Stand: 27.06.2012 16:24 Uhr

Korruption bei Bahn-Tochterunternehmen?

von Annika Sepeur, Peter Hornung und Jürgen Webermann, NDR Info
Reisende auf dem Bahnsteig © Henlisatho / Fotolia.com Foto: Henlisatho
Das Bahntochterunternehmen DB Energie steht unter Verdacht, bevorzugt Aufträge an die Firma Getec vergeben zu haben

Es war vor gut zwei Wochen, da standen die Ermittler vor Haustüren in Frankfurt, Magdeburg und Hannover. Im Visier von Staatsanwaltschaft und Polizei: das Bahntochterunternehmen DB Energie und der Magdeburger Energielieferant Getec AG.

Insgesamt 120 Beamte fuhren bei zwei Firmenzentralen und einer Privatwohnung vor. "Durchsucht worden ist zum einen in Frankfurt bei der Bahntochter und zum anderen in Magdeburg bei der Firma und auch am Wohnsitz des Vorstandsvorsitzenden in Hannover", sagte Doris Möller-Scheu, Sprecherin der Frankfurter Staatsanwaltschaft. "Dabei wurden Datenträger sichergestellt und diverse Papiere, die aber alle noch gesichtet werden müssen." Insgesamt sechs Personen seien beschuldigt, drei bei der Bahn, drei bei Getec. "Es geht dabei um den Verdacht, Aufträge in Millionenhöhe bevorzugt vergeben zu haben an die Magdeburger Firma, die im Gegenzug dafür Geld- und Sachzuwendungen geleistet haben soll."
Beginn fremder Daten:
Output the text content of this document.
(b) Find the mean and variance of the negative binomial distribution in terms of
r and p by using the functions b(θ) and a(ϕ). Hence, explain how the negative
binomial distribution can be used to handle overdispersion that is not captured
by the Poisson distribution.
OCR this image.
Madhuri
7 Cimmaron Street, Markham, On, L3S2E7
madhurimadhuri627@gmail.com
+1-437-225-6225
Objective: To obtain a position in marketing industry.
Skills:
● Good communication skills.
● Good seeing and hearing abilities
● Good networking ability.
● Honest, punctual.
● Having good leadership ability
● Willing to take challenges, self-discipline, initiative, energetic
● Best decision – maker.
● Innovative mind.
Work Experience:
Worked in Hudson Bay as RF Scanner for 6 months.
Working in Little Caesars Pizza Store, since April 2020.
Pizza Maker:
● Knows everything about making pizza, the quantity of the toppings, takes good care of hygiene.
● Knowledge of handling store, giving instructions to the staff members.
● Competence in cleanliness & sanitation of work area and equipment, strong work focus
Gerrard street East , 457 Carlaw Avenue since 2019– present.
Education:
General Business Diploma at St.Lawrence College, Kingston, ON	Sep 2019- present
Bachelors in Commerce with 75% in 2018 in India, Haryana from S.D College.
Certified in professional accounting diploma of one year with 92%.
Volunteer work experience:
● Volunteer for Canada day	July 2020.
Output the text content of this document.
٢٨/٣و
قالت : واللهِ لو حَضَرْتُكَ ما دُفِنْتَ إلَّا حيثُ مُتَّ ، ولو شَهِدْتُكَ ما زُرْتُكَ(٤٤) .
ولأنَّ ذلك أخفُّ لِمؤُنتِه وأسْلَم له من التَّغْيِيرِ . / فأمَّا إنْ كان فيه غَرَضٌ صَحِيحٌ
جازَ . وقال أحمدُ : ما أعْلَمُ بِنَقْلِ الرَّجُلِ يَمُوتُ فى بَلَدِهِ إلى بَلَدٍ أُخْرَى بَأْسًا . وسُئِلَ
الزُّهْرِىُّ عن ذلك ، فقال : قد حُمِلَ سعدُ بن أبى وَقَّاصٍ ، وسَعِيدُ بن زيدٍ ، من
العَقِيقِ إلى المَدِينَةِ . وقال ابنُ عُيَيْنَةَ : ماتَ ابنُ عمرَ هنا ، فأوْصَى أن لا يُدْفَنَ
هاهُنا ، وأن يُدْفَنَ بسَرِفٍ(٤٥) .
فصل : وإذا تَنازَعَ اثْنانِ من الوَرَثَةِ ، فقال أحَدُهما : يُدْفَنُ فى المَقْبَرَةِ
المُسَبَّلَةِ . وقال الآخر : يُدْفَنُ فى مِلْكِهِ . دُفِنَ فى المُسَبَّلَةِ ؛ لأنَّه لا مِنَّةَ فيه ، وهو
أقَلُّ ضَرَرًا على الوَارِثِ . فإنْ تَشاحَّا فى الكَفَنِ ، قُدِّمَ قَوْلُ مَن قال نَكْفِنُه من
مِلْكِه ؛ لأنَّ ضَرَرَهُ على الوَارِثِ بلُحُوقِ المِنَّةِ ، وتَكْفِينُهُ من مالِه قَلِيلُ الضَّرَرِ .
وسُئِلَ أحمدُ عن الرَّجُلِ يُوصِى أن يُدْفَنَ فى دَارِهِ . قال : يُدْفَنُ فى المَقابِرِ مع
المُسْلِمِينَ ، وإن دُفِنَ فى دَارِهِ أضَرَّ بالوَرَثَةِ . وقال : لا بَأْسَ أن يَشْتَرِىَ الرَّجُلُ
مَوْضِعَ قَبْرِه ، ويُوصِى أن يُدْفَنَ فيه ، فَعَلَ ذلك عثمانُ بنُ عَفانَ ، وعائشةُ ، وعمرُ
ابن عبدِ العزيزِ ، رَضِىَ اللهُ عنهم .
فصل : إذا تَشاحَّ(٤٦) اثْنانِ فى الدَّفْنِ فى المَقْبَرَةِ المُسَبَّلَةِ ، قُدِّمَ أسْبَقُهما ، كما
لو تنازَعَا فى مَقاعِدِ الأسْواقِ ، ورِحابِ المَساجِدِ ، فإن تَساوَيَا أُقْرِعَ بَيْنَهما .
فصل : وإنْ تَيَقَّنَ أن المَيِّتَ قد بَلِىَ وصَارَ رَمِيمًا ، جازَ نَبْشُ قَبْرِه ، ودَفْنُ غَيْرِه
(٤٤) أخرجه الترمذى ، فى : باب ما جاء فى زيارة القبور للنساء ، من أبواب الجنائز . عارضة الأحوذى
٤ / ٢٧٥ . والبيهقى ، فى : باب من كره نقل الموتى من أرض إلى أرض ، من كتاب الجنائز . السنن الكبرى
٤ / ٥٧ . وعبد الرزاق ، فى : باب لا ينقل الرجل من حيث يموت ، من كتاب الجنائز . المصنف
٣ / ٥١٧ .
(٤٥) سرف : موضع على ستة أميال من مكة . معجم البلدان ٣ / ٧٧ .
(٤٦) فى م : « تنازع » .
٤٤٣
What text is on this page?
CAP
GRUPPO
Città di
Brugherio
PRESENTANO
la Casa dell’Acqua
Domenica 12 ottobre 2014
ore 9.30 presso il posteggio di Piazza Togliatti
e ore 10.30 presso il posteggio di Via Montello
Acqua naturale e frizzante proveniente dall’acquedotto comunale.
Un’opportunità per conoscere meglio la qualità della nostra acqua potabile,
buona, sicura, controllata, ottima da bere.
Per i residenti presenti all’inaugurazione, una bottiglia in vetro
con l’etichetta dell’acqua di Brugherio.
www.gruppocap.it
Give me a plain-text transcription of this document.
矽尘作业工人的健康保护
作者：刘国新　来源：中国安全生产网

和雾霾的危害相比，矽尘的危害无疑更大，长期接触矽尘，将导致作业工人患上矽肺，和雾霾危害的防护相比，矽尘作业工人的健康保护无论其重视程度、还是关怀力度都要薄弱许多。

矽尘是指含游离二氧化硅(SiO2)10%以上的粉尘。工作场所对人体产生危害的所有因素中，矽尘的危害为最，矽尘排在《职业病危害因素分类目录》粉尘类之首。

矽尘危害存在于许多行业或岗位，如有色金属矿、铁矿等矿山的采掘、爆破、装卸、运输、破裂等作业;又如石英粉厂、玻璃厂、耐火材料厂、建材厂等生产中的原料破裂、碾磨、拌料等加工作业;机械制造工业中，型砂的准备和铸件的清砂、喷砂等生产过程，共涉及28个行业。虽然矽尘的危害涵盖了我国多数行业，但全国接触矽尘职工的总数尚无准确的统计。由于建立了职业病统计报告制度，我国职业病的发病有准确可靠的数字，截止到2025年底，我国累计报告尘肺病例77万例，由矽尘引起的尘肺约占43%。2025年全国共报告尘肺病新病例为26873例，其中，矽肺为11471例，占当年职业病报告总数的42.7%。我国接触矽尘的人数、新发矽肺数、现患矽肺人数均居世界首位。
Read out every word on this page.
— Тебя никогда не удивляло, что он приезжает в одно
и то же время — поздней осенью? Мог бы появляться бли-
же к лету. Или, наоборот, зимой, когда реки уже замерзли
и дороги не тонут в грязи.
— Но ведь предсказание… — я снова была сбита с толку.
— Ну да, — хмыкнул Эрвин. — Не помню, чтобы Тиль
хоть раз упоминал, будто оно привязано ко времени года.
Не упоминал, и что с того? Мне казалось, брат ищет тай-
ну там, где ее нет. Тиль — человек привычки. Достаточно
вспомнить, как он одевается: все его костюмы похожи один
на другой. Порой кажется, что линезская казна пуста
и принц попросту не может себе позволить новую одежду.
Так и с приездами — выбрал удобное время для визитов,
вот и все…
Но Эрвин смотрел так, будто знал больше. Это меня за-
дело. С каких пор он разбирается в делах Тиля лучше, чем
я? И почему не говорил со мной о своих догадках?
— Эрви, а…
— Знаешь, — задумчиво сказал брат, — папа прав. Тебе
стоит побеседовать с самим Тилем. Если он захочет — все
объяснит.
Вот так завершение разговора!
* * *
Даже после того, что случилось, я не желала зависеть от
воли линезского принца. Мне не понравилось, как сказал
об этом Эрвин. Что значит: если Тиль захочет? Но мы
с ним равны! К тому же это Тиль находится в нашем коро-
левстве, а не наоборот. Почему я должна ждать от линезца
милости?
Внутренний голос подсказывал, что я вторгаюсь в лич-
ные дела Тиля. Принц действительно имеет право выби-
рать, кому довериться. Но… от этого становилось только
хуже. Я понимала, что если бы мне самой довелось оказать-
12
DB Energie will mit Behörden kooperieren

Die Bahntochter DB Energie ist nach eigenen Angaben Deutschlands fünftgrößter Energieversorger, mit rund 1.600 Mitarbeitern und 2,8 Milliarden Euro Umsatz. Ein Bahnsprecher erklärte, dass Unternehmen sei an der Aufklärung der Vorwürfe in höchstem Maße interessiert und kooperiere mit den Ermittlungsbehörden. Nach Informationen von NDR Info hatte die Bahn schon längere Zeit intern gegen Mitarbeiter ermittelt, bevor sie den Fall an die Staatsanwaltschaft weitergab.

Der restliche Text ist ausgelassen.